Un film di George C. Wolfe, scritto da Shana Feste e Jordan Roberts con Hilary Swank, Emmy Rossum, Josh Duhamel, Stephanie Beatriz, Jason Ritter.
Ci sono film che arrivano al botteghino con una patina di polvere ché sembrano già girati, visti e pure già criticati. Capita quando regista e sceneggiatore decidono di vedersela con un conflitto classico – la malattia, in questo caso – ma non riescono ad affrontare il tema da alcuna angolazione originale. Cosa che invece accade a mio avviso in Still Alice o in Quasi amici, pellicole in cui – vuoi per delicatezza con cui è raccontato il vissuto doloroso del protagonista, vuoi per l’abilità di non scadere mai nel patetico – la storia è capace di parlare allo spettatore (e toccarlo). Il resto? Ha, appunto, solo l’aria del dejà vu.

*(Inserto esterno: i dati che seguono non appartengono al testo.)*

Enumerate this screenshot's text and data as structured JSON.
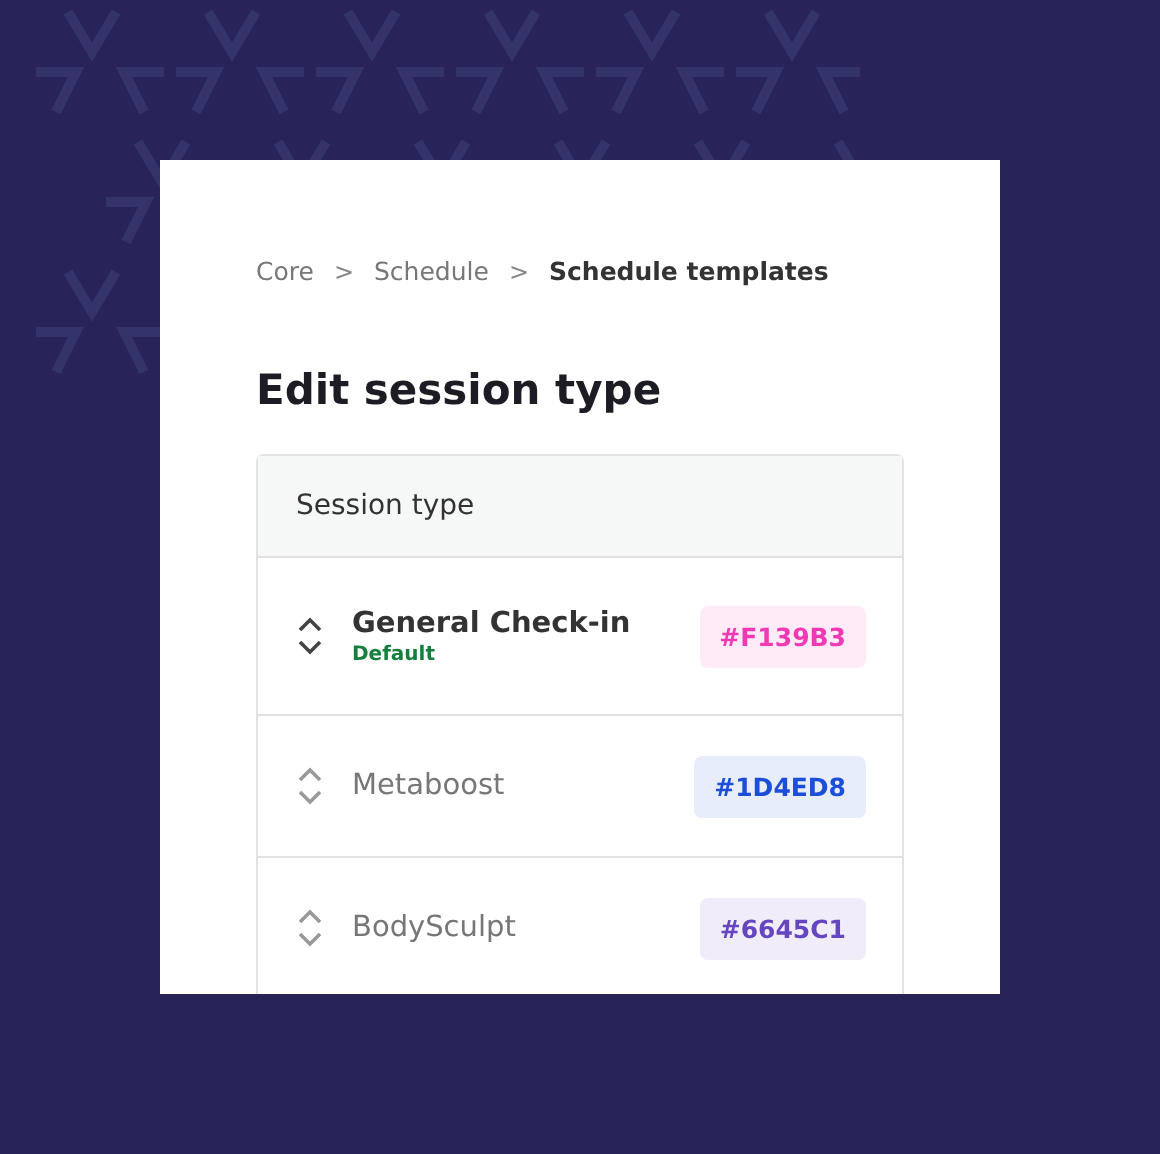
{
  "breadcrumb": [
    {
      "label": "Core",
      "current": false
    },
    {
      "label": "Schedule",
      "current": false
    },
    {
      "label": "Schedule templates",
      "current": true
    }
  ],
  "breadcrumb_separator": ">",
  "title": "Edit session type",
  "table": {
    "columns": [
      "Session type"
    ],
    "rows": [
      {
        "name": "General Check-in",
        "default": true,
        "default_label": "Default",
        "code": "#F139B3",
        "color": "#f139b3"
      },
      {
        "name": "Metaboost",
        "default": false,
        "code": "#1D4ED8",
        "color": "#1d4ed8"
      },
      {
        "name": "BodySculpt",
        "default": false,
        "code": "#6645C1",
        "color": "#6645c1"
      }
    ]
  }
}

In Qualcosa di buono – ennesimo pessimo titolo italico piacione (You’re Not You è quello originale che racchiude il senso dell’intero film) – abbiamo Kate, una bellissima ed elegantissima Hilary Swank sposata con Jill (Josh Duhamel) altrettanto aitante marito. Peccato che Kate un giorno si ammali di SLA. Ha 35 anni e la sua vita bella, piena, ricca sembra svuotarsi del tutto. Mentre il male fa il suo corso, stanca di dover dipendere dal marito (che la tratta sempre più come una malata e sempre meno come la donna che ama), Kate decide di assumere una “assistente”.
La prescelta è Bec (Emmy Rossum) che non somiglia manco lontanamente a una efficiente Candy Candy. È una studentessa del collage ma sembra la figlia ribelle di Marylin Manson. Fuma, beve, va a letto con il primo che capita e quando ha una relazione “stabile” ce l’ha con un professore sposato (e stronzo). Insomma, lo sceneggiatore vuol proprio essere sicuro che tutti l’abbiamo capito: è una spostata.

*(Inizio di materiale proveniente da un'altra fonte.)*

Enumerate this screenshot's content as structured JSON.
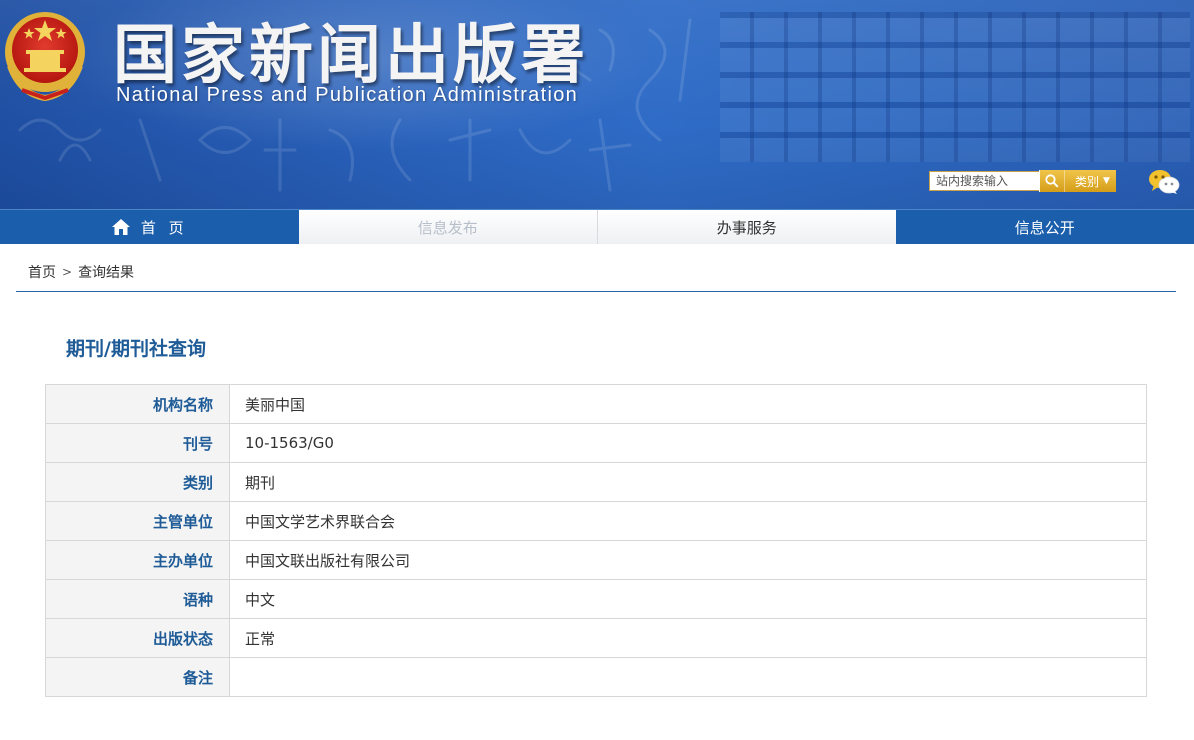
{
  "header": {
    "title": "国家新闻出版署",
    "subtitle": "National  Press and Publication Administration",
    "search": {
      "placeholder": "站内搜索输入",
      "category_label": "类别"
    }
  },
  "nav": {
    "items": [
      {
        "label": "首 页"
      },
      {
        "label": "信息发布"
      },
      {
        "label": "办事服务"
      },
      {
        "label": "信息公开"
      }
    ]
  },
  "breadcrumb": {
    "home": "首页",
    "separator": ">",
    "current": "查询结果"
  },
  "section": {
    "title": "期刊/期刊社查询"
  },
  "details": [
    {
      "label": "机构名称",
      "value": "美丽中国"
    },
    {
      "label": "刊号",
      "value": "10-1563/G0"
    },
    {
      "label": "类别",
      "value": "期刊"
    },
    {
      "label": "主管单位",
      "value": "中国文学艺术界联合会"
    },
    {
      "label": "主办单位",
      "value": "中国文联出版社有限公司"
    },
    {
      "label": "语种",
      "value": "中文"
    },
    {
      "label": "出版状态",
      "value": "正常"
    },
    {
      "label": "备注",
      "value": ""
    }
  ],
  "colors": {
    "nav_blue": "#1b5eab",
    "label_blue": "#1e5b97",
    "search_gold": "#e2ad2c"
  }
}
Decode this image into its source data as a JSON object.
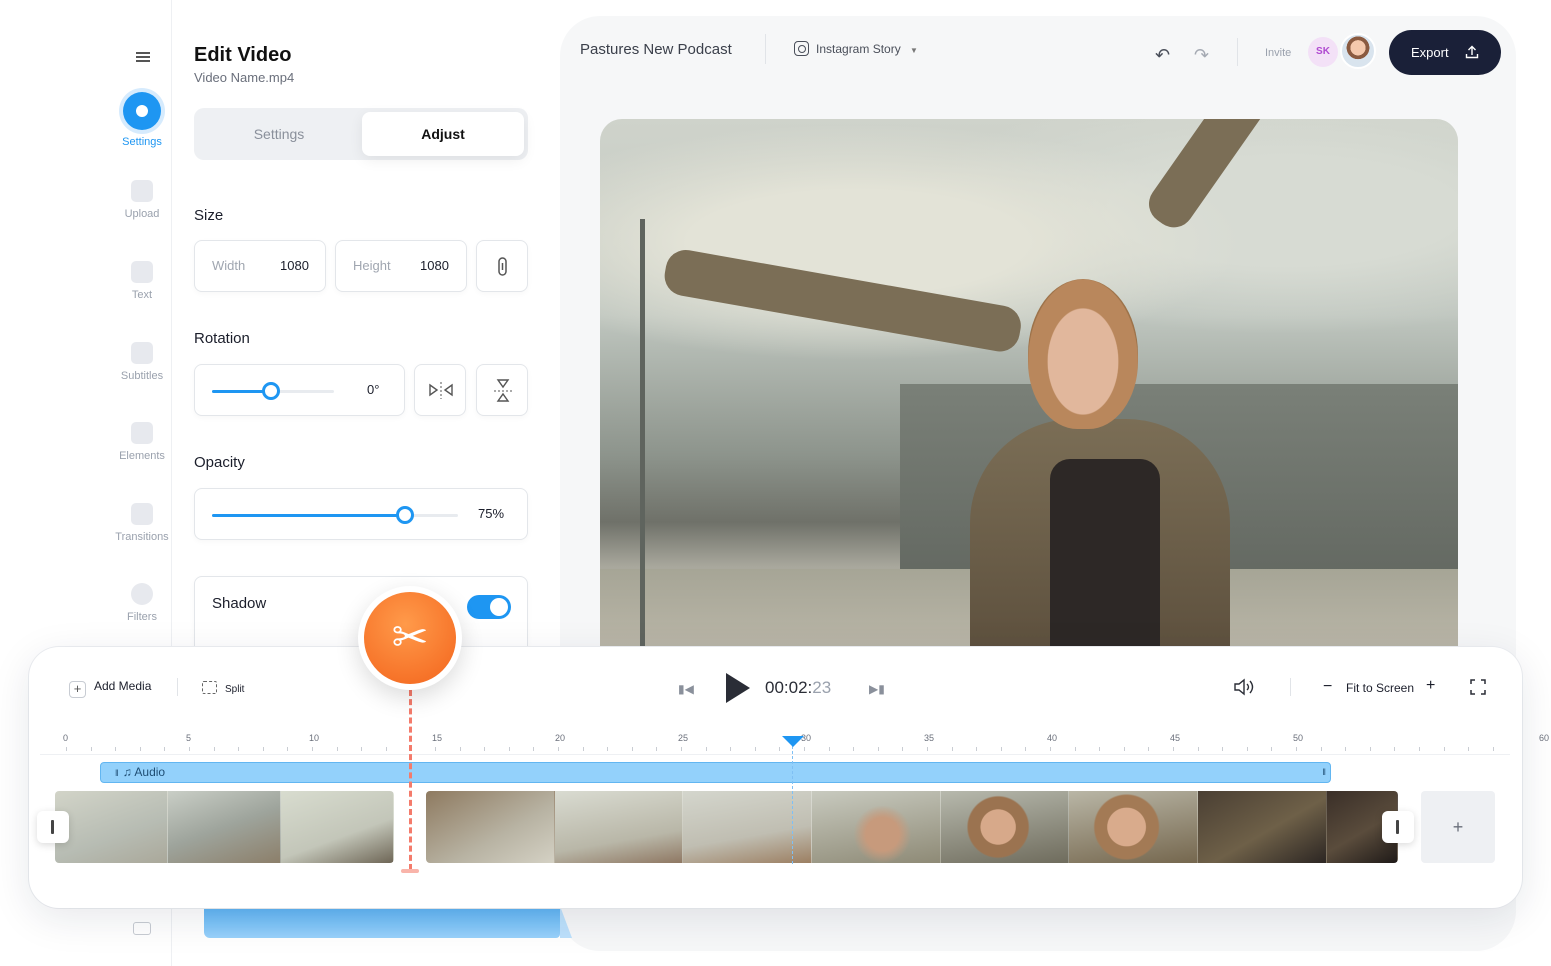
{
  "rail": {
    "items": [
      {
        "label": "Settings",
        "icon": "settings-icon",
        "active": true
      },
      {
        "label": "Upload",
        "icon": "upload-icon"
      },
      {
        "label": "Text",
        "icon": "text-icon"
      },
      {
        "label": "Subtitles",
        "icon": "subtitles-icon"
      },
      {
        "label": "Elements",
        "icon": "elements-icon"
      },
      {
        "label": "Transitions",
        "icon": "transitions-icon"
      },
      {
        "label": "Filters",
        "icon": "filters-icon"
      }
    ]
  },
  "panel": {
    "title": "Edit Video",
    "filename": "Video Name.mp4",
    "tabs": [
      {
        "label": "Settings"
      },
      {
        "label": "Adjust",
        "active": true
      }
    ],
    "size": {
      "heading": "Size",
      "width_label": "Width",
      "width_value": "1080",
      "height_label": "Height",
      "height_value": "1080"
    },
    "rotation": {
      "heading": "Rotation",
      "value": "0°",
      "slider_fraction": 0.5
    },
    "opacity": {
      "heading": "Opacity",
      "value": "75%",
      "slider_fraction": 0.79
    },
    "shadow": {
      "heading": "Shadow",
      "enabled": true
    }
  },
  "topbar": {
    "project": "Pastures New Podcast",
    "format": "Instagram Story",
    "invite": "Invite",
    "user_initials": "SK",
    "export": "Export"
  },
  "timeline": {
    "add_media": "Add Media",
    "split": "Split",
    "time_main": "00:02:",
    "time_frames": "23",
    "fit": "Fit to Screen",
    "ticks": [
      "0",
      "5",
      "10",
      "15",
      "20",
      "25",
      "30",
      "35",
      "40",
      "45",
      "50",
      "60"
    ],
    "audio_label": "Audio",
    "add_clip": "+"
  },
  "colors": {
    "accent": "#1e96f2",
    "export_bg": "#1a2038",
    "cut": "#f3641c"
  }
}
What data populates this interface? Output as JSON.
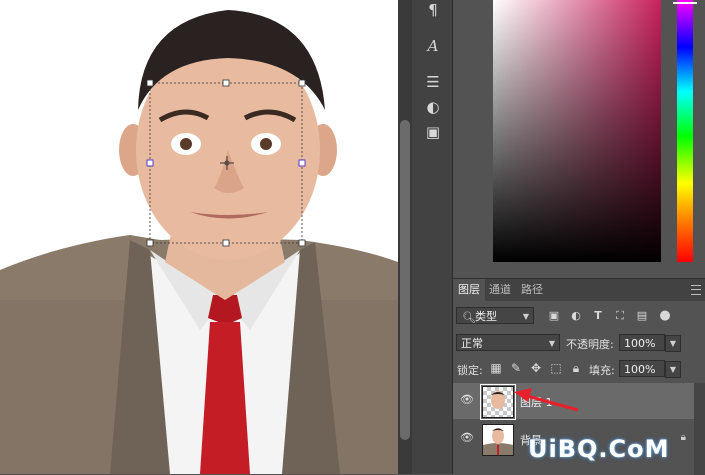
{
  "tools": [
    {
      "name": "paragraph-icon",
      "glyph": "¶"
    },
    {
      "name": "character-icon",
      "glyph": "A"
    },
    {
      "name": "adjustments-icon",
      "glyph": "☰"
    },
    {
      "name": "styles-icon",
      "glyph": "◐"
    },
    {
      "name": "libraries-icon",
      "glyph": "▣"
    }
  ],
  "layers_panel": {
    "tabs": [
      "图层",
      "通道",
      "路径"
    ],
    "filter": {
      "value": "类型"
    },
    "blend_mode": "正常",
    "opacity_label": "不透明度:",
    "opacity_value": "100%",
    "lock_label": "锁定:",
    "fill_label": "填充:",
    "fill_value": "100%",
    "layers": [
      {
        "name": "图层 1",
        "selected": true
      },
      {
        "name": "背景",
        "selected": false
      }
    ]
  },
  "colors": {
    "accent": "#c8215c",
    "panel": "#535353",
    "arrow": "#e8202a"
  },
  "watermark": "UiBQ.CoM"
}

E come copione comanda la spostata si troverà alla grande con miss eleganza, tutta regole e Manolo (Blahnik, ovvio) sconvolgendole la vita quel tanto che serve (per girare il film). E il resto? Non è (solo) noia ma sono lacrime. Tante, tante, tante, tante lacrime. E anche se la Swank soffre da Oscar e la Rossum tenta il tutto per tutto per non essere solo un cliché, il film non decolla e non sorprende. Mai.

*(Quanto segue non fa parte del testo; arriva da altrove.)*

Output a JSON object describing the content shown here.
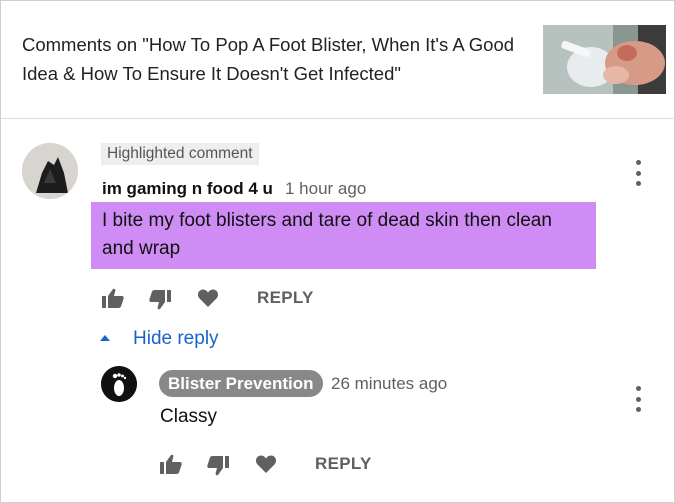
{
  "header": {
    "title": "Comments on \"How To Pop A Foot Blister, When It's A Good Idea & How To Ensure It Doesn't Get Infected\"",
    "thumbnail_icon": "video-thumbnail-foot-blister"
  },
  "comment": {
    "badge": "Highlighted comment",
    "author": "im gaming n food 4 u",
    "time": "1 hour ago",
    "text": "I bite my foot blisters and tare of dead skin then clean and wrap",
    "highlight_color": "#cf8cf4",
    "reply_label": "REPLY",
    "hide_reply_label": "Hide reply"
  },
  "reply": {
    "author": "Blister Prevention",
    "time": "26 minutes ago",
    "text": "Classy",
    "reply_label": "REPLY"
  },
  "colors": {
    "link_blue": "#1865c8",
    "icon_gray": "#606060",
    "author_badge_bg": "#888888"
  }
}
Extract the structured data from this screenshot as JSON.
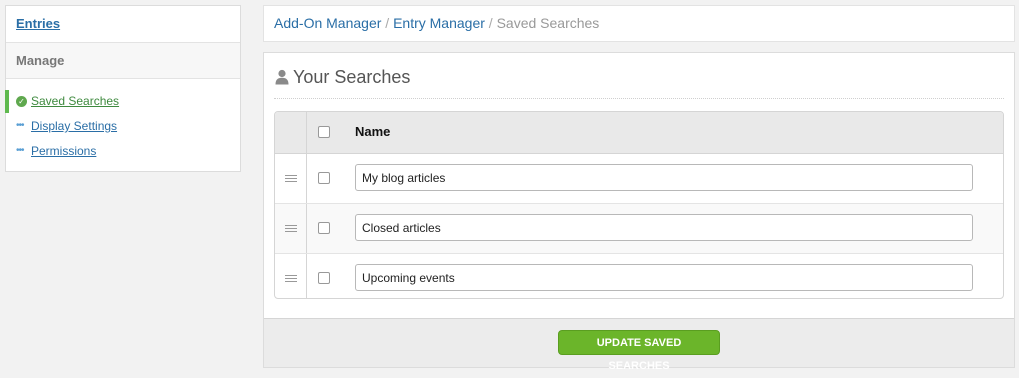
{
  "sidebar": {
    "entries_label": "Entries",
    "manage_label": "Manage",
    "items": [
      {
        "label": "Saved Searches",
        "icon": "check-circle-icon"
      },
      {
        "label": "Display Settings",
        "icon": "dots-icon"
      },
      {
        "label": "Permissions",
        "icon": "dots-icon"
      }
    ]
  },
  "breadcrumb": {
    "crumbs": [
      "Add-On Manager",
      "Entry Manager"
    ],
    "separator": "/",
    "current": "Saved Searches"
  },
  "panel": {
    "title": "Your Searches",
    "title_icon": "user-icon",
    "column_name": "Name",
    "rows": [
      {
        "value": "My blog articles"
      },
      {
        "value": "Closed articles"
      },
      {
        "value": "Upcoming events"
      }
    ],
    "button_label": "UPDATE SAVED SEARCHES"
  },
  "colors": {
    "link": "#2a6ea6",
    "active_green": "#5fb94e",
    "button_green": "#6bb52a"
  }
}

Se cercate uno sblocco emotivo per farvi un sano e liberatorio pianto a mio avviso lo avete trovato. Ma il film, come detto, è uno di quelli che potete raccontare alla perfezione, anche se non lo avete visto. Si sa, il dolore (purtroppo) ci trova tutti anche troppo preparati…
6 comments
Uhm, un Quasi Amici al femminile direi.
C’è la possibilità di vederlo con Josh Duhamel seduto accanto?? 😉
questa settimana niente rifugio al fresco per me: ho iniziato a scrivere un nuovo romanzo 😀 spero non abbia quello che considero il peggior difetto di libri e film, non decollare, già, guarda alla fine preferisco un film brutto brutto, la bruttezza ha un senso. E per le lacrime, be’ ho i miei metodi casalinghi di induzione. Bacione felice di ritrovarti
e magari non si vedono nemmeno le tette in sto film?
film del cazzo…
Ah no, non voglio sbloccarmi. Aspetterò qualcosa di cattivo!